Vous êtes aimé

Publié le par Pierre-Yves

Vous êtes aimé

Votre vie vous semble insupportable, vous êtes malheureux, et vous voulez en finir. Personne ne vous a demandé votre avis, vous êtes né sans l’avoir désiré, et vous devez mener une existence misérable. Seul, isolé, vous ressentez un grand vide affectif, et vous n’avez personne qui tienne vraiment à vous.

Brimades, harcèlement moral, insultes, mépris ou humiliations, vous avez marre d’être la risée de tous. La coupe déborde, et vous êtes au bord de l’explosion.

Tourmenté, asphyxié, vous vous sentez désespérément seul et abandonné de tous.

Vous ne songez qu’à une chose, mettre un terme à cette vie misérable. La mort vous semble préférable à la vie, c’est la solution en tout cas que vous envisagez sérieusement. Vous réfléchissez au moyen d’en finir, et de laisser ce monde dans lequel vous n’êtes pas le bienvenu, et qui de votre point de vu serait meilleur sans vous.

Vous avez certainement de très bonnes raisons de vouloir en finir. Votre souffrance est réelle et je n’essaierai pas de vous dissuader du contraire. Seulement, j’aimerais juste vous parler de quelqu’un qui est en mesure de vous comprendre, quelqu’un qui a ressenti tout ce que vous pouvez ressentir aujourd’hui. Quelqu’un pour qui vous avez du prix, et qui a fait le choix de mourir pour que vous n’ayez pas à le faire aujourd’hui.

Comme un rejeton qui sort d’une terre desséchée, il n’avait ni beauté, ni éclat pour attirer les regards. Et son aspect n’avait rien pour plaire.

Méprisé et abandonné des hommes. Homme de douleur et habitué à la souffrance, semblable à celui dont on détourne le visage.

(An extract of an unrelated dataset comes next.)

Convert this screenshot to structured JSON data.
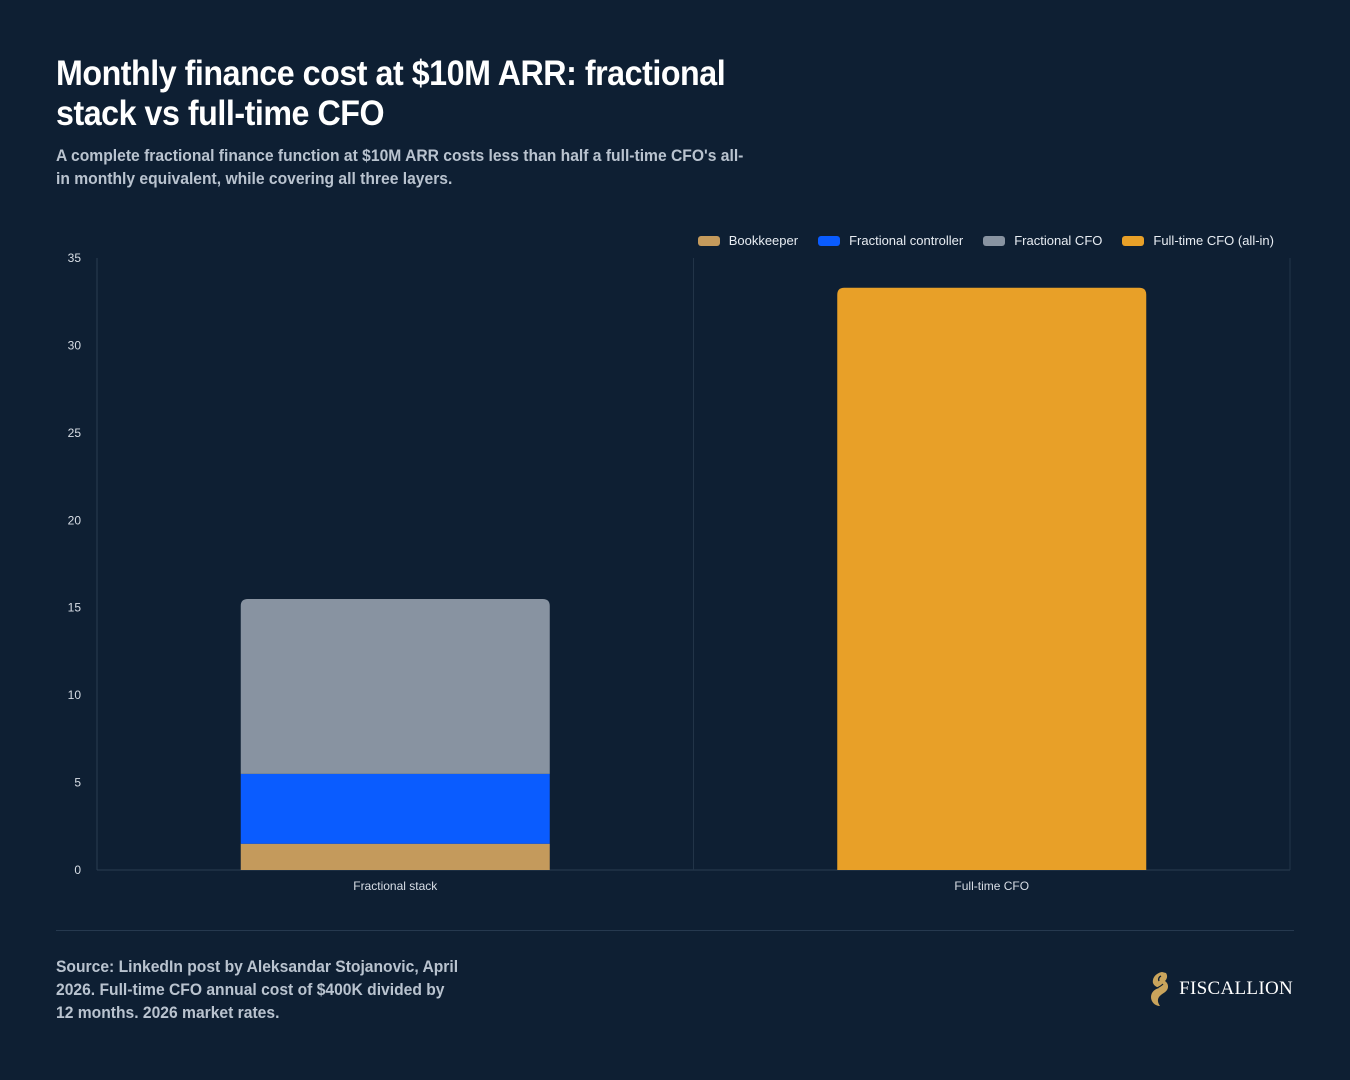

Nous l’avons dédaigné, et nous n’avons fait de lui aucun cas.

Il n’était pas lui non plus le bienvenu dans un monde qui ne l’a point accepté. Il est né dans un endroit misérable, et bébé déjà, on voulait le faire mourir.

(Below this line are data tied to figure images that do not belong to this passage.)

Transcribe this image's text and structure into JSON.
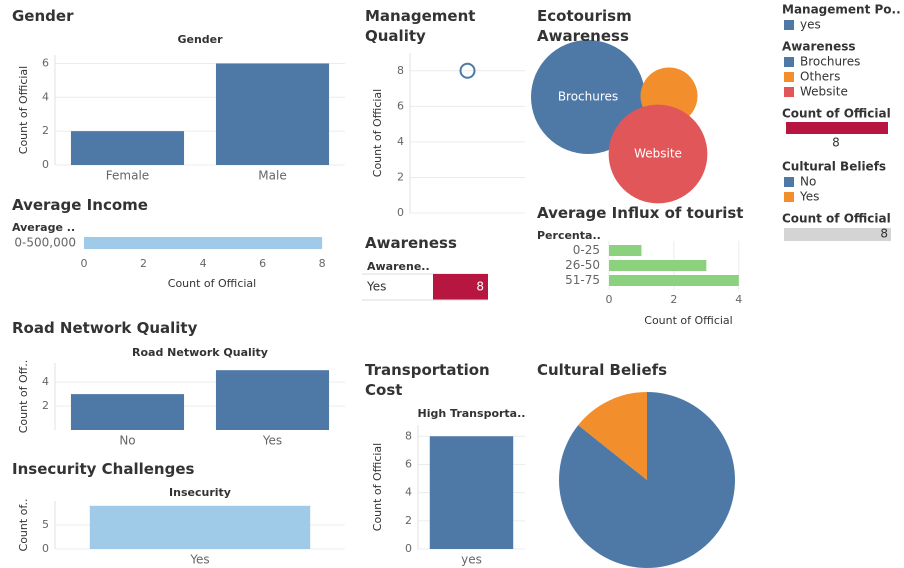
{
  "chart_data": [
    {
      "type": "bar",
      "title": "Gender",
      "subtitle": "Gender",
      "y_label": "Count of Official",
      "categories": [
        "Female",
        "Male"
      ],
      "values": [
        2,
        6
      ],
      "color": "#4e79a7",
      "ylim": [
        0,
        6.5
      ],
      "yticks": [
        0,
        2,
        4,
        6
      ],
      "grid": true
    },
    {
      "type": "hbar",
      "title": "Average Income",
      "y_label": "Average ..",
      "x_label": "Count of Official",
      "categories": [
        "0-500,000"
      ],
      "values": [
        8
      ],
      "color": "#a0cbe8",
      "xlim": [
        0,
        8.6
      ],
      "xticks": [
        0,
        2,
        4,
        6,
        8
      ],
      "grid": false
    },
    {
      "type": "scatter",
      "title": "Management Quality",
      "y_label": "Count of Official",
      "values": [
        8
      ],
      "color": "#4e79a7",
      "ylim": [
        0,
        9
      ],
      "yticks": [
        0,
        2,
        4,
        6,
        8
      ],
      "grid": true
    },
    {
      "type": "bubble",
      "title": "Ecotourism Awareness",
      "categories": [
        "Brochures",
        "Others",
        "Website"
      ],
      "labels": [
        "Brochures",
        null,
        "Website"
      ],
      "values": [
        4,
        1,
        3
      ],
      "colors": [
        "#4e79a7",
        "#f28e2b",
        "#e15759"
      ]
    },
    {
      "type": "table",
      "title": "Awareness",
      "column": "Awarene..",
      "categories": [
        "Yes"
      ],
      "values": [
        8
      ],
      "color": "#b6163f"
    },
    {
      "type": "hbar",
      "title": "Average Influx of tourist",
      "y_label": "Percenta..",
      "x_label": "Count of Official",
      "categories": [
        "0-25",
        "26-50",
        "51-75"
      ],
      "values": [
        1,
        3,
        4
      ],
      "color": "#8cd17d",
      "xlim": [
        0,
        4.9
      ],
      "xticks": [
        0,
        2,
        4
      ],
      "grid": true
    },
    {
      "type": "bar",
      "title": "Road Network Quality",
      "subtitle": "Road Network Quality",
      "y_label": "Count of Off..",
      "categories": [
        "No",
        "Yes"
      ],
      "values": [
        3,
        5
      ],
      "color": "#4e79a7",
      "ylim": [
        0,
        5.6
      ],
      "yticks": [
        2,
        4
      ],
      "grid": true
    },
    {
      "type": "bar",
      "title": "Insecurity Challenges",
      "subtitle": "Insecurity",
      "y_label": "Count of..",
      "categories": [
        "Yes"
      ],
      "values": [
        9
      ],
      "color": "#a0cbe8",
      "ylim": [
        0,
        10
      ],
      "yticks": [
        0,
        5
      ],
      "grid": true
    },
    {
      "type": "bar",
      "title": "Transportation Cost",
      "subtitle": "High Transporta..",
      "y_label": "Count of Official",
      "categories": [
        "yes"
      ],
      "values": [
        8
      ],
      "color": "#4e79a7",
      "ylim": [
        0,
        8.8
      ],
      "yticks": [
        0,
        2,
        4,
        6,
        8
      ],
      "grid": true
    },
    {
      "type": "pie",
      "title": "Cultural Beliefs",
      "categories": [
        "No",
        "Yes"
      ],
      "values": [
        6,
        1
      ],
      "colors": [
        "#4e79a7",
        "#f28e2b"
      ]
    }
  ],
  "legends": [
    {
      "title": "Management Po..",
      "items": [
        {
          "label": "yes",
          "color": "#4e79a7"
        }
      ]
    },
    {
      "title": "Awareness",
      "items": [
        {
          "label": "Brochures",
          "color": "#4e79a7"
        },
        {
          "label": "Others",
          "color": "#f28e2b"
        },
        {
          "label": "Website",
          "color": "#e15759"
        }
      ]
    },
    {
      "title": "Count of Official",
      "value": 8,
      "color": "#b6163f"
    },
    {
      "title": "Cultural Beliefs",
      "items": [
        {
          "label": "No",
          "color": "#4e79a7"
        },
        {
          "label": "Yes",
          "color": "#f28e2b"
        }
      ]
    },
    {
      "title": "Count of Official",
      "value": 8,
      "color": "#d4d4d4"
    }
  ]
}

Pendant toute sa vie, des gens se sont levés contre lui, et ont cherché par tous les moyens à le piéger pour pouvoir l’accuser, et le faire mourir. Malgré tout l’amour qu’il pouvait manifester autour de lui, cela n’a pas pesé dans la balance en sa faveur. Les hommes religieux l’ont accusé faussement pour le présenter devant un tribunal, et malgré son innocence, il est mort injustement.

Mais ce sont nos souffrances qu’il a portées, c’est de nos douleurs qu’il s’est chargé, et nous l’avons considéré comme puni, frappé de Dieu et humilié.

Mais il était blessé pour nos péchés, brisé pour nos iniquités. Le châtiment qui nous donne la paix est tombé sur lui, et c’est par ses meurtrissures que nous sommes guéris.

Il a pris la place du misérable, du mal aimé, du rejeté, ou encore du méprisé pour mourir sur l’infâme bois du Calvaire. Il a mis un terme à sa propre vie pour que la vôtre puisse se poursuivre jusque dans l’éternité. Car Dieu a tant aimé le monde qu’il a donné son fils unique afin que quiconque croit en lui ne périsse point mais qu’il ait la vie éternelle.

Jésus s’est identifié à nous dans la mort pour que nous puissions nous identifier à lui dans la résurrection et la vie.